Intraarticular injections with steroid and LA often serve the dual function of being therapeutic and aiding in diagnosis. To summarize these studies, most but not all investigators have found radiologically guided SI joint injections to provide good to excellent pain relief lasting from 6 mo to 1 yr (Table 4). Along with a multitude of studies demonstrating prolonged pain relief after intraarticular SI joint steroid injections, double-blind studies have shown a beneficial effect for periarticular corticosteroid treatment as well (35,36).
Radiofrequency Denervation Procedures
Several investigators have performed radiofrequency (RF) denervation procedures in an attempt to provide prolonged pain relief to patients suffering SI joint pain. The techniques used have ranged from denervating the nerves supplying the SI joint (90–92) to cre-ating lesions in the joint itself (93), with one study using a combination of the two (94). The success rates of studies targeting the nerve supply are higher than those focusing on the joint itself, with approximately two thirds of patients reporting significant pain relief. The major drawback to percutaneous RF denervation procedures is that they should not be expected to alleviate pain emanating from the ventral SI joint. In the study by Schwarzer et al. (30), ventral capsular pathology was shown to account for 69% of all CT pathology in the 13 patients with a positive response to diagnostic SI joint blocks. Complicating matters further are that the nerves lesioned during RF procedures innervate other pain-generating structures besides the SI joint, and the SI joint is likely innervated by other nerves inaccessible for denervation (Table 5).

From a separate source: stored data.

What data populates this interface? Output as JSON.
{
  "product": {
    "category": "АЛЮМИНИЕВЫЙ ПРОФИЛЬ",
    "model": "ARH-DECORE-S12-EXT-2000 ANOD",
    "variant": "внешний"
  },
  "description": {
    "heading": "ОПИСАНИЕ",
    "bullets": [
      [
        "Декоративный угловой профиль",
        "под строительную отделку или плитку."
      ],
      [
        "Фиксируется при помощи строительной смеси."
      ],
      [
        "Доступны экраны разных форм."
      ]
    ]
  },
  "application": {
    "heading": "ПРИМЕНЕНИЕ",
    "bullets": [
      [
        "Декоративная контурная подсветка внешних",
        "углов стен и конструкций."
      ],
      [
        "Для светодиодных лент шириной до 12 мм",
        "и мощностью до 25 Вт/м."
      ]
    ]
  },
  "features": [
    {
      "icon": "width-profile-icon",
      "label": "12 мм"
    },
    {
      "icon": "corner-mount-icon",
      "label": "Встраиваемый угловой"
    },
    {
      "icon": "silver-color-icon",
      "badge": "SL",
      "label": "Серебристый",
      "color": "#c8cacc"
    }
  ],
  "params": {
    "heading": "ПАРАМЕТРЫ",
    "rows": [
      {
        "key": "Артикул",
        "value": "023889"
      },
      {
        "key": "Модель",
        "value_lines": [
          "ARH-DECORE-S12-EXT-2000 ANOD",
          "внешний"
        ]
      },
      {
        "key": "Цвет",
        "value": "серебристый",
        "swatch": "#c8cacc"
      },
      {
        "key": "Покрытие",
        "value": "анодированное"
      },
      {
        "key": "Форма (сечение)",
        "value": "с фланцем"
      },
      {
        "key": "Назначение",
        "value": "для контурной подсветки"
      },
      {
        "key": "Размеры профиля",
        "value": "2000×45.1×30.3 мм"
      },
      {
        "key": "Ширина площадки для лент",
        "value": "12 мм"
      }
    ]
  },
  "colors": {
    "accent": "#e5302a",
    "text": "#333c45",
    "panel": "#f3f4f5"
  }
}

Surgical and Other Invasive Interventions
In 1999, Srejic et al. (95) reported 12–16 mo of significant pain relief in 4 patients with SI joint pain who received a series of 3 intraarticular injections with hyaluronic acid. Three of these patients had postsurgical SI joint pain and one suffered from severe osteoarthritis of the spine. The rationale for this treatment stems from studies demonstrating long-term pain relief with hyaluronic acid injections in degenerative joint disease of the knee (96). However, one meta-analysis found only scant evidence for the use of viscosupplementation in knee osteoarthritis, especially when lower molecular weight hyaluronate formulations are used (97). In addition to questionable efficacy, another factor that mitigates against intraarticular hyaluronic acid injections for SI pain is that degenerative joint disease accounts for only a small percentage of cases.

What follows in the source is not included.